3. Entre as exortações apostólicas,  teve muita importância  a polémica em torno da  Amoris Laetitia,  que assumiu as questões mais problemáticas sobre a família. Manifestou um carinho especial pela Querida Amazónia que é um todo plurinacional interligado, um grande bioma  partilhado  por nove países. 

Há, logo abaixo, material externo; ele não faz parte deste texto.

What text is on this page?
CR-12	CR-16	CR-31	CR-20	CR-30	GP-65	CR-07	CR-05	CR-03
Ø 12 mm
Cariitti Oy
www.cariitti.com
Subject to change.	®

Dirigiu,  por isso,  esta exortação ao mundo inteiro.  Este grande texto sobre a  inculturação  e a  ecologia integral  foi também para muitos uma  grande frustração.  Do seu aprofundamento não resultaram as consequências práticas para a revisão dos ministérios eclesiais – um dos grandes sonhos do Papa Francisco – que continuam a excluir as mulheres. O grande obstáculo não é de ordem teológica.  A dificuldade  maior  tem poucos anos.  Vem da  carta apostólica  Ordinatio sacerdotalis,  deJoão Paulo II (1994),  onde a chamada ordenação sacerdotal  é reservada  exclusivamente  aos homens,  agora e para sempre. Não há dois baptismos,  dois cristianismos,  um de homens e outro de mulheres.  Perante uma declaração como a citada de João Paulo II,  é normal que o Papa Francisco sinta uma certa inibição  em rever todo esse processo,  embora não existam razões pastorais e teológicas que o impeçam. Tentou superar essa dificuldade com a proposta prática de uma  Igreja Sinodal,  que dá a palavra a todos,  mulheres e homens,  e  coloca,  nas mãos de todos,  o futuro da Igreja ao serviço da humanidade.  Uma Igreja de  “todos, todos, todos”!  O Papa Francisco escreveu um texto belíssimo sobre as bem-aventuranças do bispo, mas não convocou um sínodo apenas dos bispos. No contexto cultural e religioso  em que Jesus viveu,  não se pode esquecer o seu  comportamento subversivo  com as mulheres  e o  das mulheres com Jesus Cristo. 

Obrigado,  Papa Francisco,  pela esperança que te animou e nos transmitiste [3]."

 

[1] Cf. Evangelii Gaudium, n.º 51-53.

[2] Papa Francisco, Terra Casa Trabalho, Temas e Debates, Círculo de Leitores, 2018.